Most hydrogen today is generated by heating coal and natural gas with steam, a process that emits carbon dioxide.
More recently, solutions to realise hydrogen’s potential as a clean energy source have been explored. These include both green hydrogen, produced from renewable energy and also blue hydrogen, which is produced from natural gas with carbon capture and storage technology (CCS).
In the future, there is potential to use hydrogen as an alternative fuel that could power buses, trains, heavy vehicles and shipping, and as one of the ways to heat our homes.
Making green hydrogen
The partners' proposal for Flotta is to create green hydrogen, using offshore wind energy, through a process known as electrolysis - which separates water, in our case clean seawater, into hydrogen and oxygen.
Green hydrogen is carbon-free and can be used to generate heat or electricity wherever it is needed leaving only water vapour as a by-product.
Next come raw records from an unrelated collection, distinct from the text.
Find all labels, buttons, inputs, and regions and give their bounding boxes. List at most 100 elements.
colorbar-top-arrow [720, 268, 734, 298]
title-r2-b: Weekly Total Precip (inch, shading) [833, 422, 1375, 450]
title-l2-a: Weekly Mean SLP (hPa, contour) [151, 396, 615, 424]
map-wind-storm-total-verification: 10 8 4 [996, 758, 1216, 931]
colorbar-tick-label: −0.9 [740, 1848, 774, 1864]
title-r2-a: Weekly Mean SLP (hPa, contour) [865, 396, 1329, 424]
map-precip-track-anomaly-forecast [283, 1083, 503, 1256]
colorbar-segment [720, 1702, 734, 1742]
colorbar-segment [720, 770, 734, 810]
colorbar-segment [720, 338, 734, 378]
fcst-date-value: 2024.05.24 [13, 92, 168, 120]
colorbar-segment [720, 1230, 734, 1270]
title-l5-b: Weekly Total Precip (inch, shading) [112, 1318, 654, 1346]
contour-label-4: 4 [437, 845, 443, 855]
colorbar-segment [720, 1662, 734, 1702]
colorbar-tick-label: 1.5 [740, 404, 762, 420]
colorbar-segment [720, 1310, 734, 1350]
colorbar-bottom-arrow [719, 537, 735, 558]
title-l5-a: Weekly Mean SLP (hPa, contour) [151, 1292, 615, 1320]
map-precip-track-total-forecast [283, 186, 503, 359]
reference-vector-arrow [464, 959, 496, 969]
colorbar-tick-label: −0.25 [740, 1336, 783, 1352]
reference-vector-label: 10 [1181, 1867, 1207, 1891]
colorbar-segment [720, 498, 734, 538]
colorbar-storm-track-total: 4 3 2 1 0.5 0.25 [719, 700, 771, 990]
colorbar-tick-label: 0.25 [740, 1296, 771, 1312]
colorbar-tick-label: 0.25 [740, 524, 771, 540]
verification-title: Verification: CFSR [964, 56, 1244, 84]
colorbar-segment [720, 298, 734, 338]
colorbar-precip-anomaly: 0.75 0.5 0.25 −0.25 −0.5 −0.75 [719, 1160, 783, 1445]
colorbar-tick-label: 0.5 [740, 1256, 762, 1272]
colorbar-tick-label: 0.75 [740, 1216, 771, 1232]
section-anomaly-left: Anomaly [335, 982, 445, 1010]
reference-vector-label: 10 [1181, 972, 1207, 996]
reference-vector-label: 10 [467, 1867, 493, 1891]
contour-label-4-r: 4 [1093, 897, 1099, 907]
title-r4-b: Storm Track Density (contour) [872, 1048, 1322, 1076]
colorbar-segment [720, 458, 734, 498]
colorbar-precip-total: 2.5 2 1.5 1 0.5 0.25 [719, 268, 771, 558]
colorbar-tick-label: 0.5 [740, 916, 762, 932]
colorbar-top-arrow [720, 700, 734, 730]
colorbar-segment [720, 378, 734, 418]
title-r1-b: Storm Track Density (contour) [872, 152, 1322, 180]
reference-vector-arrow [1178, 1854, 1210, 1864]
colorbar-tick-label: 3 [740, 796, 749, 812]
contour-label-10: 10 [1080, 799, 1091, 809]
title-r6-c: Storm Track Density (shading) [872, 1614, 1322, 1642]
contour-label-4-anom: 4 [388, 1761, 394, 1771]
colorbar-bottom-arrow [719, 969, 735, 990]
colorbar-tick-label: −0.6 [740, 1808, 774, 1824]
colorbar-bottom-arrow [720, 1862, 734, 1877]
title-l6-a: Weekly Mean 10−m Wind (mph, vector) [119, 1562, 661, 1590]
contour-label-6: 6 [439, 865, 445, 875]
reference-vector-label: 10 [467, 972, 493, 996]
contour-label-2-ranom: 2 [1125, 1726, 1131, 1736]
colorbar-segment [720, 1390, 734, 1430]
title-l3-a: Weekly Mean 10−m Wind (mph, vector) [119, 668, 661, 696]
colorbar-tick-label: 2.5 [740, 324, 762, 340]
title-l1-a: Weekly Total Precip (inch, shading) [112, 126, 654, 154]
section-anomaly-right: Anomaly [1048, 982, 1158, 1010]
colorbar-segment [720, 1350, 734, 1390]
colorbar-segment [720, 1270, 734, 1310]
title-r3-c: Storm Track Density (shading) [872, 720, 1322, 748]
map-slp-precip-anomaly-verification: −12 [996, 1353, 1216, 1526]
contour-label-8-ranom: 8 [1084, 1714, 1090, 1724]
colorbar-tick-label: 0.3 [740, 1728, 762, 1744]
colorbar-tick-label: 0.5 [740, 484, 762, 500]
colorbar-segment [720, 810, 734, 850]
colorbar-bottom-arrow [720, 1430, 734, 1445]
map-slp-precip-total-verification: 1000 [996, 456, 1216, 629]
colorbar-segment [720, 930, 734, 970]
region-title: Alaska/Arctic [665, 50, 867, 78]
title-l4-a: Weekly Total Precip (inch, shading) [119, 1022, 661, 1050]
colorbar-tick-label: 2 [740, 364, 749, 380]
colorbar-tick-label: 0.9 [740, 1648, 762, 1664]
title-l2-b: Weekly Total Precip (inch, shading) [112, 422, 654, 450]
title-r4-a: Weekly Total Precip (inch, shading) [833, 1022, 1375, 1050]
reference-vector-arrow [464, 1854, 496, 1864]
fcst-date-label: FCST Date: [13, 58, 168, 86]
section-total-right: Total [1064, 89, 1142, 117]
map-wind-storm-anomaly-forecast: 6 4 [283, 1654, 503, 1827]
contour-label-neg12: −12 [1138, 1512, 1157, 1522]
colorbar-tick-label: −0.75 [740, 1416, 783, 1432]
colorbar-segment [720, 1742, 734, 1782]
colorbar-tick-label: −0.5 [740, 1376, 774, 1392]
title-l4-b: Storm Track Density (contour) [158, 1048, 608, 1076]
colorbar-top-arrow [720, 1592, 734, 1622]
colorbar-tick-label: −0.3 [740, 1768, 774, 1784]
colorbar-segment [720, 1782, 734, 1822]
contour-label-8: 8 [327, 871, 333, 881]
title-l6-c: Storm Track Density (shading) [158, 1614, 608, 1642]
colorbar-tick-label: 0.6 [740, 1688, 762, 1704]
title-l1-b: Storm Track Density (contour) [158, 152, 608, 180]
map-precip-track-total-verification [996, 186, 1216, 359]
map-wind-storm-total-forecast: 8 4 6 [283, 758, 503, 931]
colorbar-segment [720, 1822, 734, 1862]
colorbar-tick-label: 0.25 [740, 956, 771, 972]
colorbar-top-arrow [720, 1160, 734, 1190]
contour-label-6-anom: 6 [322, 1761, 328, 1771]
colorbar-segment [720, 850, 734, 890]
With the right investment and continued research, green hydrogen can become, low-cost and widely-available, and a realistic part of the green energy system.
Potential uses for Flotta green hydrogen
Blending into the GB gas grid
There is tremendous potential for Flotta to contribute significantly to both the UK and Scottish Governments' 5GW low carbon hydrogen production targets for 2030.
One option is to pipe Flotta green hydrogen direct to the St Fergus gas terminal on the Aberdeenshire coast, where it could be blended into the GB national gas transmission system.
Full output from Flotta would represent five percent of total gas volumes flowing through St Fergus, potentially allowing 100 percent offtake from Flotta into the gas grid.
Hydrogen export hub
There is the option to utilise the existing oil berthing infrastructure as Flotta transitions to new low carbon future for hydrogen fuel transfers.
This is a prime strategic location with deep water anchorage in Scapa Flow, offering the potential to create a hydrogen export hub.
This would establish the UK as major green energy provider to Europe or other destinations.
International hydrogen refueling port
At present, five percent of the UK’s domestic greenhouse gas emissions are from the maritime sector and in 2019 UK domestic shipping emitted more greenhouse gases in total than rail and bus transport combined.
Flotta is ideally located on the northern Atlantic route to major European ports and offers a potential route to decarbonise shipping through creation of an international low carbon bunkering (marine fueling) facility.
Increased use of a low carbon maritime fuel would help meet the aspirations of the UK Transport Decarbonisation Plan.